A handful of law firms, some of whom are also deeply involved in opioid litigation, are convincing local government officials to sue Netflix, Hulu and other video streaming services over taxes they claim the companies should pay under laws originally aimed at cable television operators.
If successful, the lawsuits would result in consumers paying a new 5% tax on video they buy over the Internet. Plaintiff lawyers must first prove the new taxes aren’t precluded by federal laws including the Internet Tax Freedom Act, which prohibits state and local taxes on Internet access.
Private lawyers are seeking municipal clients for such litigation as more consumers “cut the cord” and drop traditional cable TV service in favor of online entertainment. Cities generally can charge franchise fees to cable operators for their use of public rights of way but those fees have been falling along with traditional cable revenue, even as revenue from Internet access rises.
One municipal plaintiff, the City of Valparaiso, Ind., reportedly saw a 7% decline in fees to $446,000 from $476,000 two years before.

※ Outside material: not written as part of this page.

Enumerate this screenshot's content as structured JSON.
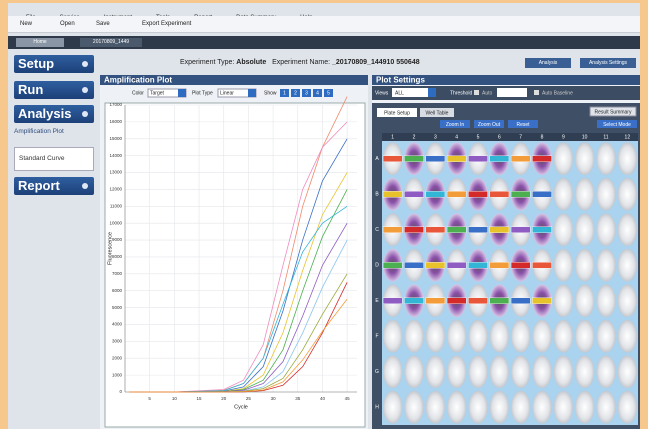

“Franchise fees are dropping, and they can’t collect for Internet access, so now what they’re trying to do is say video really fits the definition of cable services,” said Harold Feld, senior vice president at Public Knowledge, which advocates for universal Internet access. “My bet is a court looking at this is going to say 'no, this does not fit the definition.'”
The lawsuits represent a potentially lucrative new business for plaintiff law firms that already are poised to earn hundreds of millions of dollars from opioid litigation. Those firms include DiCello Levitt, which represents the city of Maple Heights, Ohio, in a proposed class action on behalf of every city in the state and also represents cities and counties suing the opioid industry. Nix Patterson is also on the complaint; the Texas firm represented Oklahoma in its opioid lawsuit against Johnson & Johnson that yielded a $465 million verdict now on appeal.
The lawsuits seek to exploit ambiguities in the laws governing various forms of telecommunications that have become hopelessly blurred as every form of information has been transformed into digital bits traveling over the Internet.
Telephone services have generally been taxed at the state level, but when cable television companies began stringing wires in the 1960s, local governments sought franchise fees for using their public rights-of-way. As the industry matured, it convinced Congress to pass the Cable Communications Policy Act of 1984, capping those franchise fees at 5% of revenue. The law covered “cable operators,” which at the time was a clear definition meaning companies that operated one-way local networks to distribute video entertainment.
As the Internet grew in prominence, Congress passed the Internet Tax Freedom Act, a temporary ban on local taxes on Internet access as well as “multiple or discriminatory taxes on electronic commerce.” President Obama signed a permanent extension of the law in 2016.
The question now for courts is whether streaming services like Netflix, Hulu or the Disney Channel are covered by the Cable Act, the Internet Tax Freedom Act, or something else. The Ohio law that Maple Heights cites in its lawsuit seeking a 5% tax from streaming video services exempts “video programming provided solely as part of and via a service that enables users to access content, information, electronic mail, or other services offered over the public internet.” That language is copied exactly from the Internet Tax Freedom Act.
None of the plaintiffs or their lawyers would comment. But they will no doubt argue Netflix, Hulu and the other defendants aren’t covered because they only offer video, not other services such as email access. The defendants will argue they are covered under the broad exemption for Internet services.
The city of Creve Coeur, Missouri, won a significant victory last year when a federal judge remanded its case against streaming services and satellite television providers to state court in St. Louis County. The judge rejected arguments the case belonged in federal court under the Class Action Fairness Act, even though it appeared to meet the law’s criteria with hundreds of millions of dollars in potential damages and some 640 municipalities as proposed class members. That case is now pending in state court.
Creve Coeur is represented by private lawyers including Korein Tillery; Howard Paperner; Curtis, Heine Garrett & O’Keefe; and Bick & Kistner. Korein Tillery also represents Valpraiso, Indianapolis and other Indiana cities in a proposed class action making largely identical allegations.
Korein Tillery is a significant contributor to regional Democratic Party causes, according to Followthemoney.org, giving more than $61,000 to Illinois House Speaker Michael Madigan, since implicated in a bribery scheme to which the Chicago utility ComEd has pleaded guilty. The firm also contributed $11,100 to the losing campaign of Kevin Hoerner for an Illinois appellate court seat.
None of the cities would provide their contracts with outside attorneys, which are public records. Those firms typically charge contingency fees of 20% or more.
Some of the cities are also seeking to tax satellite video services. They may have gotten a boost in 2018 when the U.S. Supreme Court refused to hear the appeal of a Florida Supreme Court ruling upholding a 10.8% tax on satellite TV, compared with a 6.8% tax on cable service. Dish Network and DirecTV argued, unsuccessfully, that local cable operators convinced Florida legislators to pass the higher tax on satellite to protect their own business from competition. The satellite companies said they lost 200,000 customers because of the higher tax.